Amor propio y a la propia

Insiste la cultura popular en que de todos los pecados posibles los que menor efecto punitivo deben conllevar son los cometidos por amor. El sentimiento amoroso ha sido y sigue siendo un poderoso detergente, capaz de dejar inmaculadamente limpio todo lo que el exaltado y poco cuidadoso impulso amoroso engorrina cuando se desata el huracán que lleva dentro. Hablan además los franceses, a los que vaya a saber usted por qué han atribuido siempre un profundo conocimiento del asunto, del «amour fou», del amor loco, como forma de retratar el descoloque mental en el que se ven inmersos quienes caen en el lado oscuro de tan bello sentimiento, predisponiéndose a todo tipo de arrebatos.

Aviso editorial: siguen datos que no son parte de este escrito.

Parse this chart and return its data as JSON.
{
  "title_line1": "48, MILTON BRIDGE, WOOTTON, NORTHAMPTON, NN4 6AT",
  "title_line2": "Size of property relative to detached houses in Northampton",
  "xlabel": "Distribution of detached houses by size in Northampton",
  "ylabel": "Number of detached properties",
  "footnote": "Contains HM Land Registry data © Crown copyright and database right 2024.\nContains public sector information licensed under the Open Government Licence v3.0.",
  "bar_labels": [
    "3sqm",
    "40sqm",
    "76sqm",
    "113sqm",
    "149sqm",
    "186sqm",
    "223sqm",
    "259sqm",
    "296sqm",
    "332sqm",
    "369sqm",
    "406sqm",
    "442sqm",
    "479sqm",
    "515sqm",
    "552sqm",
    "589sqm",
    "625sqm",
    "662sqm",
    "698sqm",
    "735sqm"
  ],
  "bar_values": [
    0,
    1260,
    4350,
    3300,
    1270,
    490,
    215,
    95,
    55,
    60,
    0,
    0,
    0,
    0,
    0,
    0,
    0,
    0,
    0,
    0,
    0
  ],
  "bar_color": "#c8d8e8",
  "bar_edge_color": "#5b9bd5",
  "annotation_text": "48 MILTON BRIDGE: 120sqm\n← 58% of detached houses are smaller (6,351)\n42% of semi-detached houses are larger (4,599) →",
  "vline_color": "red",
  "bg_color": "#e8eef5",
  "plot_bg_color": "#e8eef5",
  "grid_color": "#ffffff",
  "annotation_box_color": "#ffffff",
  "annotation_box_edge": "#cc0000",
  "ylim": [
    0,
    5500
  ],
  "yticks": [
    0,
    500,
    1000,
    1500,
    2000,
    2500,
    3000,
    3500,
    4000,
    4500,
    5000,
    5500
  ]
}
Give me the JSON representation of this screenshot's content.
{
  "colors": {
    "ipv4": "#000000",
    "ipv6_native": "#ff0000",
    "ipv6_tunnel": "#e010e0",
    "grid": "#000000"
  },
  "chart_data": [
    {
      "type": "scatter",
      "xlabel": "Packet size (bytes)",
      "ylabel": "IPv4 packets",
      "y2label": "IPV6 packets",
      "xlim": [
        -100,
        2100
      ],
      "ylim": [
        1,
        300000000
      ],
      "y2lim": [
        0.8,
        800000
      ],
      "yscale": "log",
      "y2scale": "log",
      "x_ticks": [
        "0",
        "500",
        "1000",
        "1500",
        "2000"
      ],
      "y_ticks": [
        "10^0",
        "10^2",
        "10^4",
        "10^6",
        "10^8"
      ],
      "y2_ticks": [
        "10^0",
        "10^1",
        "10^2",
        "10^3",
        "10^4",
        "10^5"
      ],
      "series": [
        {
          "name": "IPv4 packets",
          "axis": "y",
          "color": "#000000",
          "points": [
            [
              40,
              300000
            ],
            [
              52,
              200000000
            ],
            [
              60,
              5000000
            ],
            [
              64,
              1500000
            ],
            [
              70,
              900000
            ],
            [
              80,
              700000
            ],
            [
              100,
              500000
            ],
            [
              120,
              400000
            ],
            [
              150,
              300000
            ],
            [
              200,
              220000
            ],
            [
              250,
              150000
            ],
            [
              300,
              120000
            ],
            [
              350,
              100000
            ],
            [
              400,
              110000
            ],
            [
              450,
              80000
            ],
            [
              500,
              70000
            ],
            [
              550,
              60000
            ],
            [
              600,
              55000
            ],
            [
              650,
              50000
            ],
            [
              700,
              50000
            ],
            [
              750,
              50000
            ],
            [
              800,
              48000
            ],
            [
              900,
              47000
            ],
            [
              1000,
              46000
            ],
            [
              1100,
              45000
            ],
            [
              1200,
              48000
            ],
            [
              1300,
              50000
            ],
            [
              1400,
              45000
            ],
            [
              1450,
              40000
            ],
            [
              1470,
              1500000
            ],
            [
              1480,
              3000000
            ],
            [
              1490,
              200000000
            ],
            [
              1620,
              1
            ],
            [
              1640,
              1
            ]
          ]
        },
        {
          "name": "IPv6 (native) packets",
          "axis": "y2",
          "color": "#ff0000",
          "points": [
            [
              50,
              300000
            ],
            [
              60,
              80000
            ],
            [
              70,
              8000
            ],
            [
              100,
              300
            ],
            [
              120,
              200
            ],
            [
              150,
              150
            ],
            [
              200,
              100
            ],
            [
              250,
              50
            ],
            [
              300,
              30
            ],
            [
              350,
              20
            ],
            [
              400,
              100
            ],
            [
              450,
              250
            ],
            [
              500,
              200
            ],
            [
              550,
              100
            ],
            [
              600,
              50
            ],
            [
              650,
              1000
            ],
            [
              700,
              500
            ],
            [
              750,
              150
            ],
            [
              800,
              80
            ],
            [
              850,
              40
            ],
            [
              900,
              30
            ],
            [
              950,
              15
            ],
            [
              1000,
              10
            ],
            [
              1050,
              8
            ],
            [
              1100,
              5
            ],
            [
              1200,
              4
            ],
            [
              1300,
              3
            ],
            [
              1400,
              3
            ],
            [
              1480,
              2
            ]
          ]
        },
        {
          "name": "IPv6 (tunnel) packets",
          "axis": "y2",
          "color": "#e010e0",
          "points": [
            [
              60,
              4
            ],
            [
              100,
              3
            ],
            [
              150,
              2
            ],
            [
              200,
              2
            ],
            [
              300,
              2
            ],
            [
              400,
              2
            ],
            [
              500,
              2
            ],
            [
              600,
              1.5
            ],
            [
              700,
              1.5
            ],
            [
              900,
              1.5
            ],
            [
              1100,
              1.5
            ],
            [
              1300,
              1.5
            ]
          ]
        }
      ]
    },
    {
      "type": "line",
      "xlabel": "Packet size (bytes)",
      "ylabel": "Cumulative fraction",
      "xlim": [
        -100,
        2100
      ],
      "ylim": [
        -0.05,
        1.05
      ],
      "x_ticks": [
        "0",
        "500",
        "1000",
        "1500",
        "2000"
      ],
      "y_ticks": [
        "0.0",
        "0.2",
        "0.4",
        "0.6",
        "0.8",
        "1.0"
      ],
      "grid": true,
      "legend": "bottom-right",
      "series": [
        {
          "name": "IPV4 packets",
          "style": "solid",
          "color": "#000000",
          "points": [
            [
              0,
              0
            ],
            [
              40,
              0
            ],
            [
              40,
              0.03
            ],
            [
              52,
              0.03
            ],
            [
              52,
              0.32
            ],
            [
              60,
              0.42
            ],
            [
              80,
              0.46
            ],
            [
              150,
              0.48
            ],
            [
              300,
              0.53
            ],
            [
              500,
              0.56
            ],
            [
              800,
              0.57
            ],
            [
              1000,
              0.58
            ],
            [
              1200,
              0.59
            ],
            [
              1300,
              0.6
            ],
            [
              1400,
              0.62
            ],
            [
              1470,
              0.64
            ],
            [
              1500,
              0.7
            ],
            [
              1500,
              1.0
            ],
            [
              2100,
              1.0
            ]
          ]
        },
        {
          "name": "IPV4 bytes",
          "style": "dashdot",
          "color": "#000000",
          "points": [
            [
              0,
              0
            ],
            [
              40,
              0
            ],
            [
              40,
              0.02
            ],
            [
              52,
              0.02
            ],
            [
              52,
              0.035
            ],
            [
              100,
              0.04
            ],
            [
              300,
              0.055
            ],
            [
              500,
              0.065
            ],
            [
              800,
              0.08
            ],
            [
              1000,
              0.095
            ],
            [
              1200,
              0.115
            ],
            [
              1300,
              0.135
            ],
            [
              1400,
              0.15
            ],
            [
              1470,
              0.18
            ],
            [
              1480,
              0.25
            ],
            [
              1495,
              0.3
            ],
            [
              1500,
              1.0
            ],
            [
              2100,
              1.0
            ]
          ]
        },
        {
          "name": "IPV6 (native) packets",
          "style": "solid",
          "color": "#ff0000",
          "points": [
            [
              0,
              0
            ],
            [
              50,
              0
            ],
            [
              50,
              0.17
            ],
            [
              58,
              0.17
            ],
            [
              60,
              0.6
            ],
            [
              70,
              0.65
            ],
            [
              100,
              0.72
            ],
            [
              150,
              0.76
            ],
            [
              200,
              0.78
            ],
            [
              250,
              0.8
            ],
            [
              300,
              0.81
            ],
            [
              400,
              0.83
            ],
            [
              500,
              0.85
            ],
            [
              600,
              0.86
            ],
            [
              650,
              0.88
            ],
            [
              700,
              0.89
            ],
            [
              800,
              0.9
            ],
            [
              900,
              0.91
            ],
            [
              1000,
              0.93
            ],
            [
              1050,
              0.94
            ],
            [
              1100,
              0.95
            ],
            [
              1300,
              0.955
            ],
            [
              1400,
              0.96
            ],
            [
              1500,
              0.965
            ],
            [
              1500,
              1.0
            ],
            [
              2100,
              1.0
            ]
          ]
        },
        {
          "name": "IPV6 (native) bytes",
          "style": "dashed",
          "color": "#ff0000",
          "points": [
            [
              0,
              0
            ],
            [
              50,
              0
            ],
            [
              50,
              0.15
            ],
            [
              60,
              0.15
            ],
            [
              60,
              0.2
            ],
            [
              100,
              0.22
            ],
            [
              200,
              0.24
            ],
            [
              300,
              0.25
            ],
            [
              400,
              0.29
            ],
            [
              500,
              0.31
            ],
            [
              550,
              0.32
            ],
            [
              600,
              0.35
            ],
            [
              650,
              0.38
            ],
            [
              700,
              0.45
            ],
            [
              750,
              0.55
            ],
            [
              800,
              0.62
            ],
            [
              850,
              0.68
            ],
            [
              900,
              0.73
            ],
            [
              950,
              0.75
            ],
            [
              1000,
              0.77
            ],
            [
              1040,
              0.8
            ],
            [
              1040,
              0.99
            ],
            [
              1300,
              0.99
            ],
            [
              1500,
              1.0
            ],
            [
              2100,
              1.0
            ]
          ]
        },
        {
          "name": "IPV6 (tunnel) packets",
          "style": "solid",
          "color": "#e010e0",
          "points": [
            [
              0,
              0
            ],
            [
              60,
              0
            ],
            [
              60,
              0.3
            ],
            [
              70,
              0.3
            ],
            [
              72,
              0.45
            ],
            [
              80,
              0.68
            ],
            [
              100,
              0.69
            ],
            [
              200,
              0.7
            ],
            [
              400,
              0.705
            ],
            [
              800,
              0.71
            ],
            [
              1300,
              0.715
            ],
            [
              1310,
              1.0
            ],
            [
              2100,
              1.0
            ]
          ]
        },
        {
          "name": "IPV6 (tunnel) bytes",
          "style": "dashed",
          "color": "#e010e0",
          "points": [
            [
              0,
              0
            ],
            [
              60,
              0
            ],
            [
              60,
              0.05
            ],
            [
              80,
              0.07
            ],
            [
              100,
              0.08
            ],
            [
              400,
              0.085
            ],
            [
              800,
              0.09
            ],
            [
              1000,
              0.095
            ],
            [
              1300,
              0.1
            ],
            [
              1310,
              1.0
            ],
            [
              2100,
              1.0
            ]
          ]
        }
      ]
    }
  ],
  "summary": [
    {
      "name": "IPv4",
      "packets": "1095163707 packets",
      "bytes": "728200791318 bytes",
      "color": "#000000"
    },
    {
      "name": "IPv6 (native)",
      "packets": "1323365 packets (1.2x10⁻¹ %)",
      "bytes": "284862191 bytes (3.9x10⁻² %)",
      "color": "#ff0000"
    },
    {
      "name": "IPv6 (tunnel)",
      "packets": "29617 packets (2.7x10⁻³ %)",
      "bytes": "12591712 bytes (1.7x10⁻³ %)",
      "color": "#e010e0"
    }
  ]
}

Hemos de suponer, en línea con este denso pero imprescindible proemio para poner a Cupido en suerte, que lo que le pasó ayer a Gaspar Mayor, gerente del Patronato de la Vivienda del Ayuntamiento de Alicante, fue eso: un arrebato. El hombre está enamorado de su señora esposa, cosa que le honra, y no tiene empacho en manifestarlo públicamente, aunque una sesión de la Junta Rectora (así, en impropias mayúsculas) del organismo público que gerencia no parezca el foro más apropiado. Especialmente cuando el arrebatado pretende justificar algunas cuestiones difíciles de entender para quienes no usan sus prevalentes posiciones en un organigrama como el del Ayuntamiento para conseguir algo tan poco lírico como que asciendan a un puesto tan prevalente como el tuyo, solo un escalón por debajo, a quien comparte tus días y tus noches. Que eso, y no otra cosa, viene pidiendo don Gaspar: que nombren a su pareja número dos del Patronato. Vaya por delante que la esposa del gerente ya era trabajadora del organismo con anterioridad a contraer nupcias y que nadie, especialmente su atento marido, pone en duda su capacidad para éste o destinos más altos. Pero no olvidemos lo que queda por detrás: la sombra alargada de un nepotismo más rancio que el tocino pasado de fecha, detentado por alguien que demuestra, sin presiones aparentes, haber hecho bandera de la subjetividad más indefendible de todas: la amorosa.

«¿Acaso no puede una mujer enamorarse de su jefe?», dicen que dijo, algo sobreactuado, don Gaspar. Confieso el alivio que siento por no haber estado allí en ese momento. No saber si es comedia o drama lo que presencio y si uno tiene que reír o llorar es algo que me descompone.